Following a delegated send, 
this function is used to return the actual data sent (and length of that data) 
to Onload which will update the internal TCP state 
i.e. 
sequence numbers and remove packets 
from the retransmit queue (when appropriate ACKs are received).
int onload_delegated_send_complete (
	int fd,
	const struct iovec *,
	int iovlen,
	int flags )
fd
	The file descriptor.
struct iovec
	Pointer to the data sent
iovlen
	Size (bytes) of the iovec array
flags
	(MSG_DONTWAIT | MSG_NOSIGNAL]
number of bytes accepted, or return ‐1 if an error occurs with errno set.

Onload is unable to do any retransmit 
until this function has been called.
This function should be called 
even if some (but not all) bytes specified in the prepare function have been sent. 
The user must also call onload_delegated_send_cancel() 
if some of the bytes are not going to be sent 
i.e. reserved‐but‐not‐sent 
‐ see onload_delegated_send_cancel() notes below.
NOTE: 
This function differs from the send() function in its handling 
of a “resource temporarily unavailable” or “operation would block” situation. 
This function returns 0, but the send() function would return ‐1 with errno set to EAGAIN.
This function can block because of SO_SNDBUF limitation and will ignore the SO_SNDTIMEO value.

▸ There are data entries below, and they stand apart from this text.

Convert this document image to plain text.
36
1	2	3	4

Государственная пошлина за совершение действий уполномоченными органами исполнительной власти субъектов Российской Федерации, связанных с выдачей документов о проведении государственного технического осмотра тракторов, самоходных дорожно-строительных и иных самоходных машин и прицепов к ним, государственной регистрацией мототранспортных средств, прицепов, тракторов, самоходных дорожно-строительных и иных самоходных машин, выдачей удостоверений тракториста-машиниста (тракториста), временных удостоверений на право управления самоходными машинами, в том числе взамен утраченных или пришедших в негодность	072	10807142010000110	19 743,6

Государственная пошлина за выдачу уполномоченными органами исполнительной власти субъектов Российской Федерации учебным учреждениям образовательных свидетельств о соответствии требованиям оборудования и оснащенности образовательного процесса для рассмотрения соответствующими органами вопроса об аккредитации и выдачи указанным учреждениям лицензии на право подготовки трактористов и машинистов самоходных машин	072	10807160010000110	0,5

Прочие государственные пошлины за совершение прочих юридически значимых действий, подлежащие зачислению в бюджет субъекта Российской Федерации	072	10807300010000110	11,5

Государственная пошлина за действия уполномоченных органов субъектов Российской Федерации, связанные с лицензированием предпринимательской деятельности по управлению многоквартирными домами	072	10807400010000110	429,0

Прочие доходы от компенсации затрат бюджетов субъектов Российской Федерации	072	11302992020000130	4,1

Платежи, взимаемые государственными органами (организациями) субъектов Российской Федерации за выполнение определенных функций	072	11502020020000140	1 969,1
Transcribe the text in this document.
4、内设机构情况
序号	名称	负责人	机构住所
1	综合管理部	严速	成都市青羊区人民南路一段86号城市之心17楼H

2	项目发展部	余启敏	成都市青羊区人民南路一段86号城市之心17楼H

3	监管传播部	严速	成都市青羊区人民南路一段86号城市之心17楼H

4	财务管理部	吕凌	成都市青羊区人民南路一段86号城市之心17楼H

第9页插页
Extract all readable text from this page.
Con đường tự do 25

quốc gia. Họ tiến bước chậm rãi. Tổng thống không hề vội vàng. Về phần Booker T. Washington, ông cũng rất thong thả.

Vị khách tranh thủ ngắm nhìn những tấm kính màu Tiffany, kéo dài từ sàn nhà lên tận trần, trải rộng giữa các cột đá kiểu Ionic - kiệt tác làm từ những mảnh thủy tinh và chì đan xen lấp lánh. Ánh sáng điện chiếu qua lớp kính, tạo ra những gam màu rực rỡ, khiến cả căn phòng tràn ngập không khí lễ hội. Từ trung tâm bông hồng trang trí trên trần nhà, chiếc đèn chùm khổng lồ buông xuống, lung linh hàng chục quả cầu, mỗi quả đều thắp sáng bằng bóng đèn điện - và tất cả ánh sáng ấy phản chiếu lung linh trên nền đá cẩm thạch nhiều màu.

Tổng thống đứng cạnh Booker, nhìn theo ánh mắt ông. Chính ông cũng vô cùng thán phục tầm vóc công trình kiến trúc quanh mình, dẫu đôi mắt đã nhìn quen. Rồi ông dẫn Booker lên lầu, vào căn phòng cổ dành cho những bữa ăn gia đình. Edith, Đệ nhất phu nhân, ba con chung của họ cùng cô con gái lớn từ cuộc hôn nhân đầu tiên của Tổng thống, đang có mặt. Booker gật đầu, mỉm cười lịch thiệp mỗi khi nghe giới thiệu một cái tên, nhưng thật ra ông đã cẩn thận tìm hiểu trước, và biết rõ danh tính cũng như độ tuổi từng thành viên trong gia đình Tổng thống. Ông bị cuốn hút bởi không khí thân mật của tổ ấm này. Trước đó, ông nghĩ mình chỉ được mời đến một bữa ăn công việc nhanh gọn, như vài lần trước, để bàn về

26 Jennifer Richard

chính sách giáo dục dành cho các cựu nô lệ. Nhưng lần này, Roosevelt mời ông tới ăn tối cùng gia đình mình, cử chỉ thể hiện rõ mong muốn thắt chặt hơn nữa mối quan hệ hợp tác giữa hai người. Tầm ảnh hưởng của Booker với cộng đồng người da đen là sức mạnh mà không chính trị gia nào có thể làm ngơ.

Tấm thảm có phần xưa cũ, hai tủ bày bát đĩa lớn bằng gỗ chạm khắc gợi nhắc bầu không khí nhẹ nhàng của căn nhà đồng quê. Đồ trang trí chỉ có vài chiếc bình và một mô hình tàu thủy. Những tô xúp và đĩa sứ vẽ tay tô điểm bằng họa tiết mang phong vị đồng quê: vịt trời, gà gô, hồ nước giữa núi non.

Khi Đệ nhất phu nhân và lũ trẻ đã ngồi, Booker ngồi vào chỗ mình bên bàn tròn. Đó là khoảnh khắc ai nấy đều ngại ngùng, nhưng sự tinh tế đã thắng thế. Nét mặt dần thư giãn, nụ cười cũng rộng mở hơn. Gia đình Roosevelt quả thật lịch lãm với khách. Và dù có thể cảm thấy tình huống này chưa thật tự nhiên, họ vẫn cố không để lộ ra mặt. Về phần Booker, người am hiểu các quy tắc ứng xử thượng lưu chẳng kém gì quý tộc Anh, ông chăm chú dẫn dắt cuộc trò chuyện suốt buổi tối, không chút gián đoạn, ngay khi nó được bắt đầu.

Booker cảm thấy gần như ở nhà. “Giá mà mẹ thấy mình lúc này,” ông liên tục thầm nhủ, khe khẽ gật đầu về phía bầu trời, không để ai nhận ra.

onload_delegated_send_cancel

No more delegated send is planned.
Normal send(), shutdown() or close() etc can be called after this call.
int onload_delegated_send_cancel (int fd)
fd
	The file descriptor to be closed.
	When tcp headers have been allocated 
	with onload_delegated_send_prepare(), 
	but it is subsequently required to do a normal send,
	this function can be used to cancel the delegated send operation 
	and do a normal send.
	There is no need to call this function before calling onload_delegated_send_prepare().
	There is no need to call this function 
	if all the bytes specified in the onload_delegated_send_prepare() function have been sent.
	If some, but not all bytes have been sent, you must call onload_delegated_send_complete() 
	for the sent bytes THEN call onload_delegated_send_cancel() for the remaining bytes 
	(reserved‐but‐not‐sent) bytes. 
	This applies even if the reason for not sending is that 
	the window limits returned from the prepare function have been reached.
Normal send(), shutdown() or close() etc can be called after this call.